I was reminded of something important last night. If we want our children to be able to carryon meaningful conversations with people, there are some basic understandings that come in very handy. But something much more important must be established.

I’ve written about friendship skills in some of my books and we provide materials to help especially preteens and teens engage with their peers. And, in my book 8 Great Smarts I explain that when we are being people smart we are better able to think with other people. This smart, like the others, can be awakened, strengthened, and trained. I encourage parents to do this for themselves and their children.

Some of us are introverted and we get our energy when we are alone and some of us are extroverted and we get our energy when we are with others. This, too, is valuable to understand as it relates to conversing with others.

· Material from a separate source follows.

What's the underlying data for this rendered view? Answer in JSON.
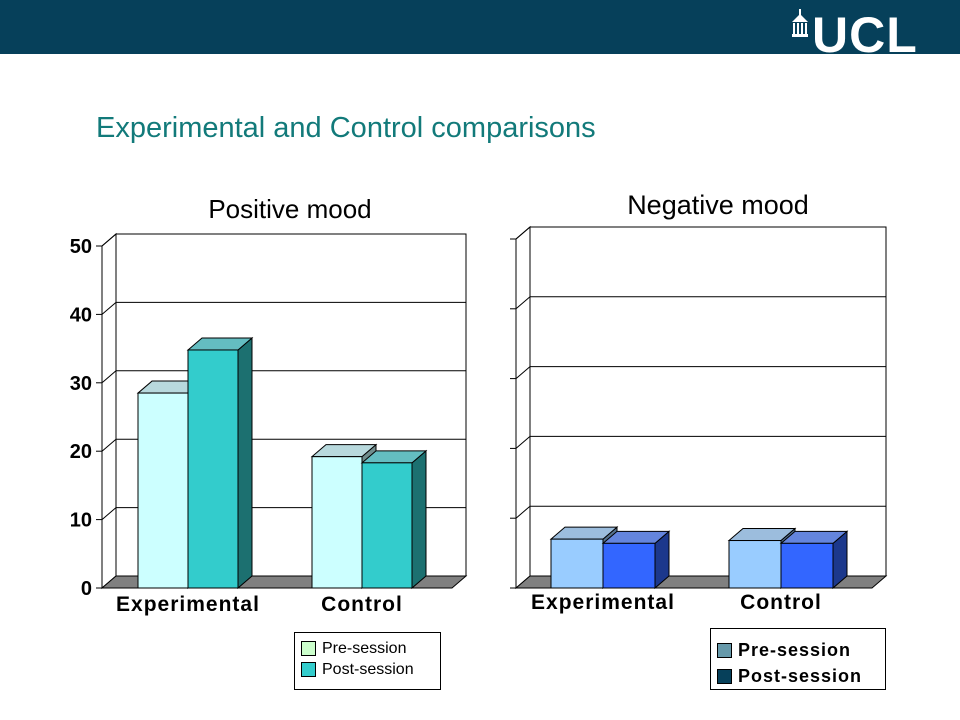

It’s definitely worth explaining to our children. Not only will they become more comfortable in their own skin, but they will be less judgmental toward others not like them and perhaps more successful at engaging with them in meaningful conversations.

Last night, to celebrate my birthday, I went to dinner with two friends who do not live in the area. We have not seen each other for two years. It was a glorious three-hour conversation that probably could’ve gone for several more hours except that it was late. Being people smart helped us. But, I’m introverted so sometimes times like this can be exhausting. It wasn’t. It was energizing and full of life that will last. Why?

We like each other and we genuinely care for each other. We asked about each other’s family members and how our ministries are going. We shared stories about God’s faithfulness to remind us of His goodness. We talked about struggles and committed to pray for each other. Our questions didn’t come across as obligatory interrogation, but rather genuine interest and concern.

All of this has to do with basic friendliness and other-centeredness which I wrote about on Monday. All the skills in the world won’t help if we and children don’t care about others. Knowing whether we’re people smart, self smart, introverted, or extroverted is valuable, but will never replace genuine interest in others. Care. Concern. Curiosity. Love. Maybe these can be taught. I know they can be awakened, modeled, and talked about. We have to get our eyes off ourselves.

There’s another reality. We and our children must be comfortable enough with ourselves to share ourselves with others. One-sided conversations don’t lead to friendship.

Do your children have a solid, healthy identity? Do they know themselves well enough to talk about themselves with humility and joy? They should. But, this can result in being self-centered if we don’t talk about others and our delight to relate. We were created to belong. To be connected. To love and be loved.

When is the last time we talked with children we influence about being friendly, open, kind, inquisitive, and conversational? Have we helped them know their strengths, interests, and challenges? Do they know which ones might be good to talk about with others? Who?

I think instruction can be valuable. Pray and think about this. Ask your children whether they want help. Talk about what help you wish you had.

I do think most of what my friends and I experienced last night was due to healthy self-awareness and genuine appreciation and love for each other. It resulted in vulnerable and confident sharing that was life-giving. Talk about this, too.

Guess what? Tonight I get to see these same friends again along with many others. And, tomorrow night and Friday night I’m having dinner with other friends. I can forget I’m introverted for a while because people matter and investing in others enriches our lives. I’m very grateful!